The warning, in the form of a letter to the chairmen and ranking members of the House and Senate Armed Services committees, adds an additional layer of uncertainty to an already fraught path forward for the annual National Defense Authorization Act, which the House passed in July by a vote of 219-210.
All but four Democrats voted “no” after Republicans amended the bill to rescind a Pentagon policy that reimburses travel for servicemembers who cannot access reproductive health care in states where they are stationed. The same policy led to Alabama Republican Sen. Tommy Tuberville’s ongoing hold of more than 300 military promotions in the Senate.

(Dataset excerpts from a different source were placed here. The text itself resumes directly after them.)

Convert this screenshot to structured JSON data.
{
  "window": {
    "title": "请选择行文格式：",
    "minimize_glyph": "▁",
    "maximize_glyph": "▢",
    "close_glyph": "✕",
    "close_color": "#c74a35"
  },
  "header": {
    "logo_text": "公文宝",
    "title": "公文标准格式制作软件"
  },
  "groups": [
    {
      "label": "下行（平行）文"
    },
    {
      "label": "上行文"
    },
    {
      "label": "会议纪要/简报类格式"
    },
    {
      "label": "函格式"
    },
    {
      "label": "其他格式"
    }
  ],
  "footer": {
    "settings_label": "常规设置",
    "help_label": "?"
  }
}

In their letter, House Democratic Women’s Caucus leaders Lois Frankel of Florida, Teresa Leger Fernandez of New Mexico and Nikema Williams of Georgia expressed their strong opposition to any provisions that “attack access to reproductive health care and fertility treatments.”
“Reproductive health care is essential health care, and it shouldn’t be further restricted or used as a bargaining chip in any form in the NDAA conference process,” they wrote.
In addition to rescinding the Pentagon’s travel policy, the provision also would prohibit the secretary of Defense from covering expenses for Defense Department health care providers to obtain a license in a state for the purpose of providing abortions.
Frankel and Fernandez voted for the passage of both the fiscal 2023 and fiscal 2022 defense authorization bills. Williams voted against both bills.
The abortion language faces a tough road ahead in the Democrat-led Senate, which did not include it in its version of the fiscal 2024 NDAA, and at the White House, where President Joe Biden is highly unlikely to sign a bill that restricts abortion.
But the Pentagon policy in question is a top target of a fractious House Republican majority that attached socially conservative policy provisions to several fiscal 2024 spending bills as well as the NDAA.
And with no speaker of the House as of Tuesday morning and a looming government funding deadline on Nov. 17, the timeline for broader consideration of a compromise NDAA is uncertain. The House has instructed its NDAA conferees, but the Senate has yet to do so.